Falling mortgage rates and strong employment has driven US housing sentiment to a record high in July, according to a monthly index from Fannie Mae.
At the same time, bidding wars have eased thanks to lower demand in some of the hottest property markets in the US.
US Mortgage rates have dropped dramatically this spring, down from a high of around 4.5 per cent at the start of this year to 3.85 per cent at the end of July, helping to cause a rise in housing sentiment.
Fannie Mae’s chief economist, Doug Duncan, said: ‘Consumers appear to have shaken off a winter slump in sentiment amid strong income gains. Therefore, sentiment is positioned to take advantage of any supply that comes to market, particularly in the affordable category.’

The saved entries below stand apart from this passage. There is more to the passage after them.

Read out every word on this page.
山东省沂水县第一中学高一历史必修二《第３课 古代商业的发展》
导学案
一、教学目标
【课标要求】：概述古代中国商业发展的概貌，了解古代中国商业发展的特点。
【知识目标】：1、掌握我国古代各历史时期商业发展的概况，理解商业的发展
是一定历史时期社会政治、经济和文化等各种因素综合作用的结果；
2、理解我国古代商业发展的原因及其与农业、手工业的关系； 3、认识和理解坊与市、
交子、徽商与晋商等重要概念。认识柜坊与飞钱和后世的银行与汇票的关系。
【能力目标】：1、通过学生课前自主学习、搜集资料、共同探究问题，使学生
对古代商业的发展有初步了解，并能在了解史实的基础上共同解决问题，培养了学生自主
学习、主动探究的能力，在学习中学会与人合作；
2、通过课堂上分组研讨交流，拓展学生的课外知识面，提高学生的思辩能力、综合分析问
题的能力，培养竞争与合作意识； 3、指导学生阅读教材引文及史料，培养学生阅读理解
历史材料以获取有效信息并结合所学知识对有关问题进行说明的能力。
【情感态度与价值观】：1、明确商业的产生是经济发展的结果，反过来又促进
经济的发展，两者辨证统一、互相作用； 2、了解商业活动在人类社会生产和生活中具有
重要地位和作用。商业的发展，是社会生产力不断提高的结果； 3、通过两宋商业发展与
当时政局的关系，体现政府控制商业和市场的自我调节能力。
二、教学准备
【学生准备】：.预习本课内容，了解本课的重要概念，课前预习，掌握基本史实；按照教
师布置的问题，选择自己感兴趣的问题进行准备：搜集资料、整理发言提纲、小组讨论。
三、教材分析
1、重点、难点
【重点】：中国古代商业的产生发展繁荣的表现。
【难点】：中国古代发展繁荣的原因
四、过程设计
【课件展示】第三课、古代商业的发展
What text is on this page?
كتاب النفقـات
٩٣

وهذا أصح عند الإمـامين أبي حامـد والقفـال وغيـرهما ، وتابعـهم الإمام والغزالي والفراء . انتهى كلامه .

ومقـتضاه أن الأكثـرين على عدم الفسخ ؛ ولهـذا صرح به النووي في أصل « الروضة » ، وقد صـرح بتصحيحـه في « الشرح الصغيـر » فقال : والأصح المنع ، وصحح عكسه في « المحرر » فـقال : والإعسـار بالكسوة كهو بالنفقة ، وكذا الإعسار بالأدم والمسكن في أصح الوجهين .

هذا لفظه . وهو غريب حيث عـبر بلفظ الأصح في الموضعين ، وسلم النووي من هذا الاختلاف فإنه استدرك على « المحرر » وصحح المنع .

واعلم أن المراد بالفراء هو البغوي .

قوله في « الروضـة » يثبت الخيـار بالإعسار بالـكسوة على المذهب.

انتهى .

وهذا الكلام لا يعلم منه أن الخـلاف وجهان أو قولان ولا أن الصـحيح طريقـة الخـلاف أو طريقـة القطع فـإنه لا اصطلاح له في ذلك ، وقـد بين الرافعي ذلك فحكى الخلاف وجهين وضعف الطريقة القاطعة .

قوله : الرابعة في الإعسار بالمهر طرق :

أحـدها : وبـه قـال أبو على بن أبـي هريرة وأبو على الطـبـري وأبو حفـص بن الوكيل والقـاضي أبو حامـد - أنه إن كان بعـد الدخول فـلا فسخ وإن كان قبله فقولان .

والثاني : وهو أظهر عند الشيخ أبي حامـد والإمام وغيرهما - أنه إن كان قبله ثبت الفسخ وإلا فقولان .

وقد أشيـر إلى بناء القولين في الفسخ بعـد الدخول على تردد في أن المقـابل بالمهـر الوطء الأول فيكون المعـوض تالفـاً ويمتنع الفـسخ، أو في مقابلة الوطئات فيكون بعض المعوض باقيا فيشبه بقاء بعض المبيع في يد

Bidding wars have fallen to the lowest rate since 2011, also helping to improve housing sentiment. A report from real estate brokerage Redfin showed that just 11 per cent of offers written by agents faced a bidding war in July, down from more than 45 per cent a year ago.

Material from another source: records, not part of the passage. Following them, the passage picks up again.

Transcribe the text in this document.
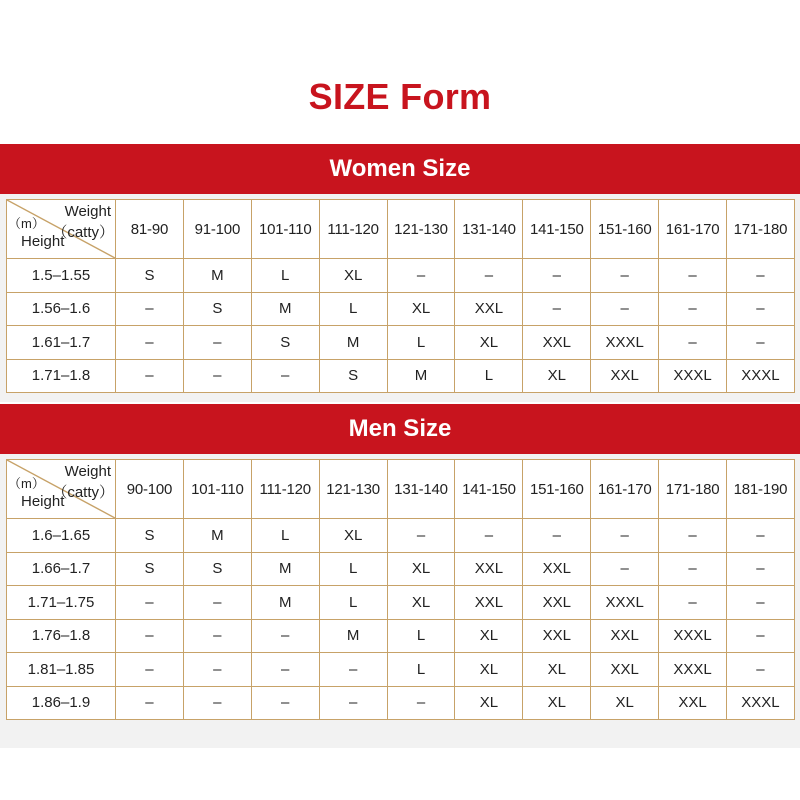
SIZE Form
Women Size
Weight
（catty）
（m）
Height	81-90	91-100	101-110	111-120	121-130	131-140	141-150	151-160	161-170	171-180
1.5–1.55	S	M	L	XL	–	–	–	–	–	–
1.56–1.6	–	S	M	L	XL	XXL	–	–	–	–
1.61–1.7	–	–	S	M	L	XL	XXL	XXXL	–	–
1.71–1.8	–	–	–	S	M	L	XL	XXL	XXXL	XXXL
Men Size
Weight
（catty）
（m）
Height	90-100	101-110	111-120	121-130	131-140	141-150	151-160	161-170	171-180	181-190
1.6–1.65	S	M	L	XL	–	–	–	–	–	–
1.66–1.7	S	S	M	L	XL	XXL	XXL	–	–	–
1.71–1.75	–	–	M	L	XL	XXL	XXL	XXXL	–	–
1.76–1.8	–	–	–	M	L	XL	XXL	XXL	XXXL	–
1.81–1.85	–	–	–	–	L	XL	XL	XXL	XXXL	–
1.86–1.9	–	–	–	–	–	XL	XL	XL	XXL	XXXL
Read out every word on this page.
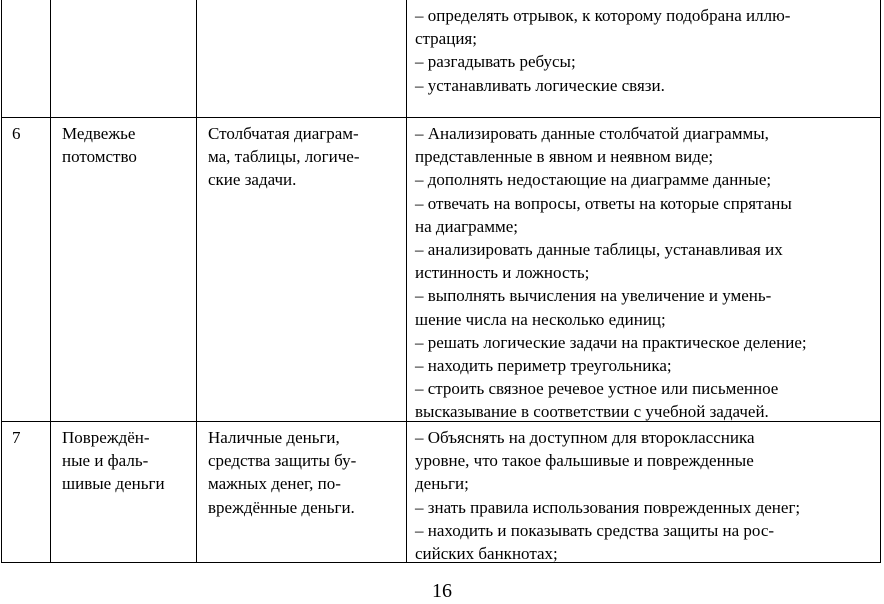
– определять отрывок, к которому подобрана иллю-
страция;
– разгадывать ребусы;
– устанавливать логические связи.
6 Медвежье
потомство
Столбчатая диаграм-
ма, таблицы, логиче-
ские задачи.
– Анализировать данные столбчатой диаграммы,
представленные в явном и неявном виде;
– дополнять недостающие на диаграмме данные;
– отвечать на вопросы, ответы на которые спрятаны
на диаграмме;
– анализировать данные таблицы, устанавливая их
истинность и ложность;
– выполнять вычисления на увеличение и умень-
шение числа на несколько единиц;
– решать логические задачи на практическое деление;
– находить периметр треугольника;
– строить связное речевое устное или письменное
высказывание в соответствии с учебной задачей.
7 Повреждён-
ные и фаль-
шивые деньги
Наличные деньги,
средства защиты бу-
мажных денег, по-
вреждённые деньги.
– Объяснять на доступном для второклассника
уровне, что такое фальшивые и поврежденные
деньги;
– знать правила использования поврежденных денег;
– находить и показывать средства защиты на рос-
сийских банкнотах;
16
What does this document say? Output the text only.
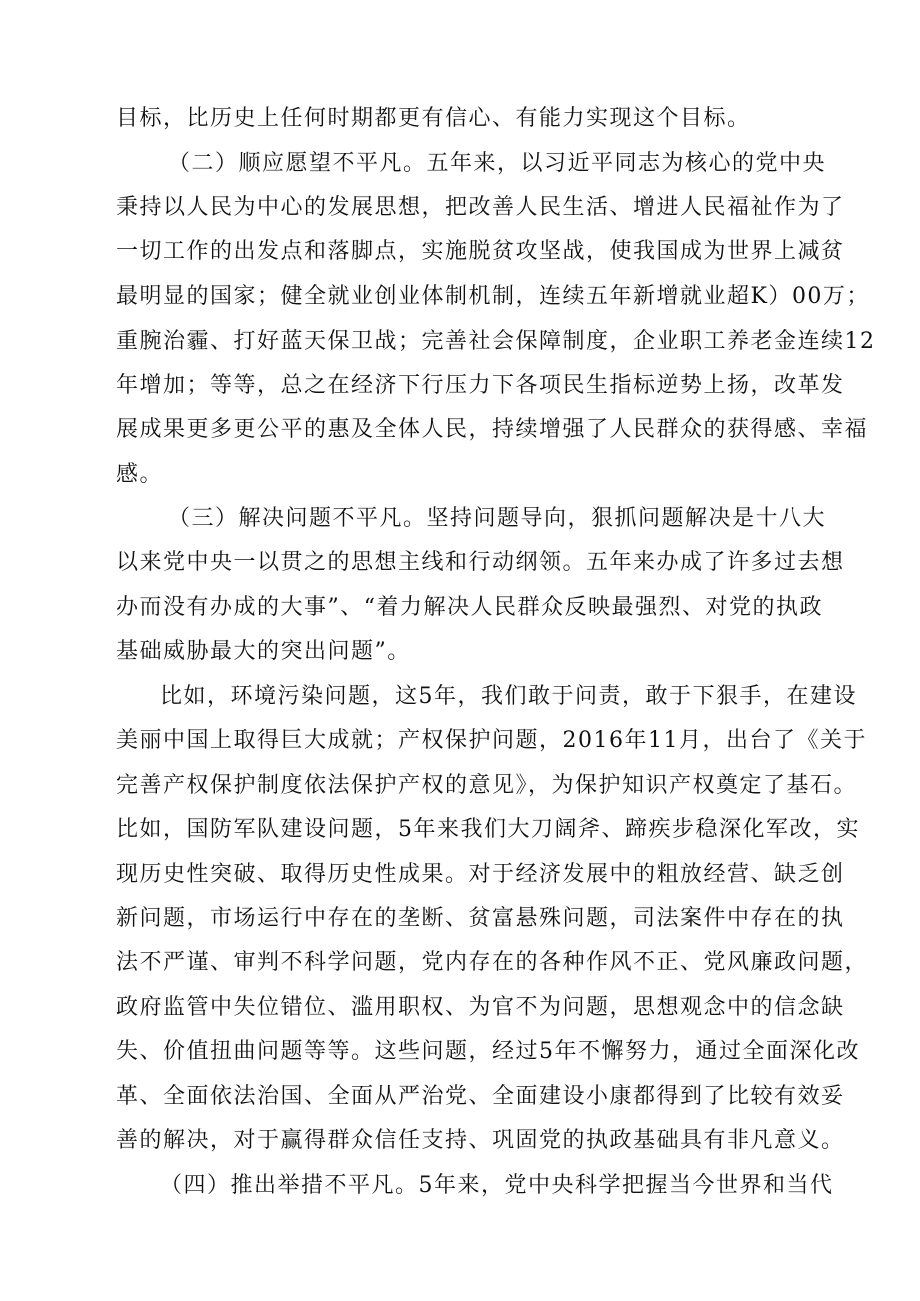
目标，比历史上任何时期都更有信心、有能力实现这个目标。
（二）顺应愿望不平凡。五年来，以习近平同志为核心的党中央
秉持以人民为中心的发展思想，把改善人民生活、增进人民福祉作为了
一切工作的出发点和落脚点，实施脱贫攻坚战，使我国成为世界上减贫
最明显的国家；健全就业创业体制机制，连续五年新增就业超K）00万；
重腕治霾、打好蓝天保卫战；完善社会保障制度，企业职工养老金连续12
年增加；等等，总之在经济下行压力下各项民生指标逆势上扬，改革发
展成果更多更公平的惠及全体人民，持续增强了人民群众的获得感、幸福
感。
（三）解决问题不平凡。坚持问题导向，狠抓问题解决是十八大
以来党中央一以贯之的思想主线和行动纲领。五年来办成了许多过去想
办而没有办成的大事”、“着力解决人民群众反映最强烈、对党的执政
基础威胁最大的突出问题”。
比如，环境污染问题，这5年，我们敢于问责，敢于下狠手，在建设
美丽中国上取得巨大成就；产权保护问题，2016年11月，出台了《关于
完善产权保护制度依法保护产权的意见》，为保护知识产权奠定了基石。
比如，国防军队建设问题，5年来我们大刀阔斧、蹄疾步稳深化军改，实
现历史性突破、取得历史性成果。对于经济发展中的粗放经营、缺乏创
新问题，市场运行中存在的垄断、贫富悬殊问题，司法案件中存在的执
法不严谨、审判不科学问题，党内存在的各种作风不正、党风廉政问题，
政府监管中失位错位、滥用职权、为官不为问题，思想观念中的信念缺
失、价值扭曲问题等等。这些问题，经过5年不懈努力，通过全面深化改
革、全面依法治国、全面从严治党、全面建设小康都得到了比较有效妥
善的解决，对于赢得群众信任支持、巩固党的执政基础具有非凡意义。
（四）推出举措不平凡。5年来，党中央科学把握当今世界和当代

The most competitive markets such as San Jose, Seattle, and Los Angeles have seen their bidding war rates plummet the most year over year.

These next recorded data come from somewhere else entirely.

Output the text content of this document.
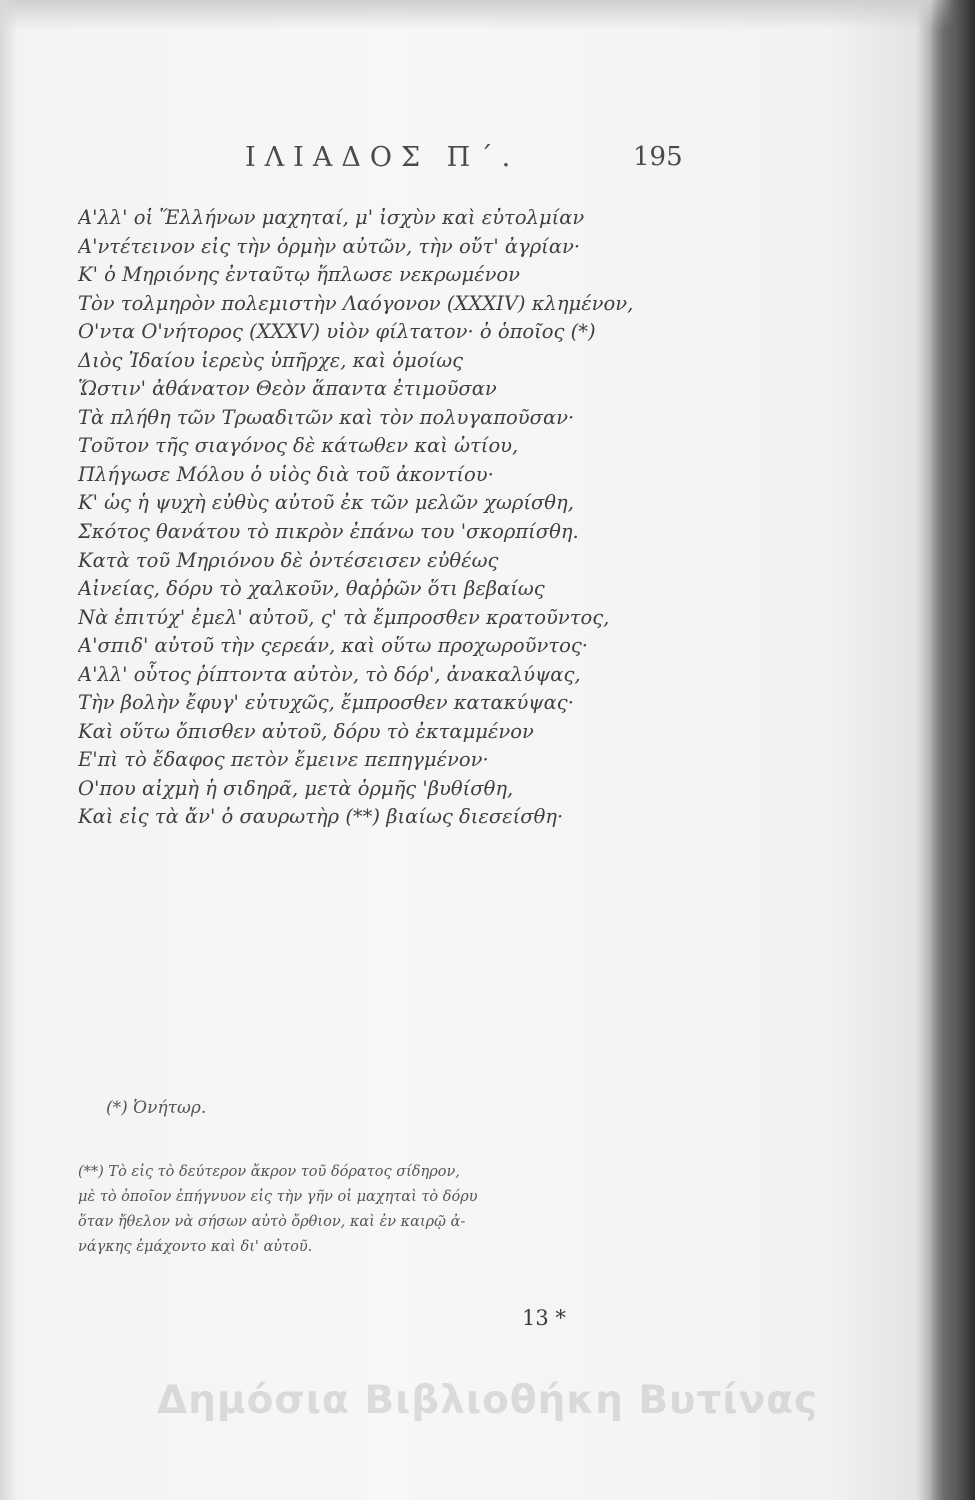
ΙΛΙΑΔΟΣ Π΄.	195
Α'λλ' οἱ Ἕλλήνων μαχηταί, μ' ἰσχὺν καὶ εὐτολμίαν
Α'ντέτεινον εἰς τὴν ὁρμὴν αὐτῶν, τὴν οὔτ' ἀγρίαν·
Κ' ὁ Μηριόνης ἐνταῦτῳ ἥπλωσε νεκρωμένον
Τὸν τολμηρὸν πολεμιστὴν Λαόγονον (XXXIV) κλημένον,
Ο'ντα Ο'νήτορος (XXXV) υἱὸν φίλτατον· ὁ ὁποῖος (*)
Διὸς Ἰδαίου ἱερεὺς ὑπῆρχε, καὶ ὁμοίως
Ὥστιν' ἀθάνατον Θεὸν ἅπαντα ἐτιμοῦσαν
Τὰ πλήθη τῶν Τρωαδιτῶν καὶ τὸν πολυγαποῦσαν·
Τοῦτον τῆς σιαγόνος δὲ κάτωθεν καὶ ὠτίου,
Πλήγωσε Μόλου ὁ υἱὸς διὰ τοῦ ἀκοντίου·
Κ' ὡς ἡ ψυχὴ εὐθὺς αὐτοῦ ἐκ τῶν μελῶν χωρίσθη,
Σκότος θανάτου τὸ πικρὸν ἐπάνω του 'σκορπίσθη.
Κατὰ τοῦ Μηριόνου δὲ ὀντέσεισεν εὐθέως
Αἰνείας, δόρυ τὸ χαλκοῦν, θαῤῥῶν ὅτι βεβαίως
Νὰ ἐπιτύχ' ἐμελ' αὐτοῦ, ς' τὰ ἔμπροσθεν κρατοῦντος,
Α'σπιδ' αὐτοῦ τὴν ςερεάν, καὶ οὕτω προχωροῦντος·
Α'λλ' οὗτος ῥίπτοντα αὐτὸν, τὸ δόρ', ἀνακαλύψας,
Τὴν βολὴν ἔφυγ' εὐτυχῶς, ἔμπροσθεν κατακύψας·
Καὶ οὕτω ὄπισθεν αὐτοῦ, δόρυ τὸ ἐκταμμένον
Ε'πὶ τὸ ἔδαφος πετὸν ἔμεινε πεπηγμένον·
Ο'που αἰχμὴ ἡ σιδηρᾶ, μετὰ ὁρμῆς 'βυθίσθη,
Καὶ εἰς τὰ ἄν' ὁ σαυρωτὴρ (**) βιαίως διεσείσθη·
(*) Ὀνήτωρ.
(**) Τὸ εἰς τὸ δεύτερον ἄκρον τοῦ δόρατος σίδηρον,
μὲ τὸ ὁποῖον ἐπήγνυον εἰς τὴν γῆν οἱ μαχηταὶ τὸ δόρυ
ὅταν ἤθελον νὰ σήσων αὐτὸ ὄρθιον, καὶ ἐν καιρῷ ἀ-
νάγκης ἐμάχοντο καὶ δι' αὐτοῦ.
13 *
Δημόσια Βιβλιοθήκη Βυτίνας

San Diego was the most competitive market in July, with 21 per cent of Redfin offers facing competition. Boston and Los Angeles came next at 16 per cent, Philadelphia (14 per cent) and Denver (14 per cent).
Miami, long favoured by UK overseas property investors, was the least competitive market in July, with just over 1 per cent of offers facing competition. Houston, New York, Dallas and Las Vegas also saw lower than average competition.
However, while sentiment may be up and the housing market may be less competitive overall, supply at the entry level is still extremely tight, and prices there continue to rise faster than the rest of the market. That is why there is such strong rental demand right now, as first-time buyers are sidelined.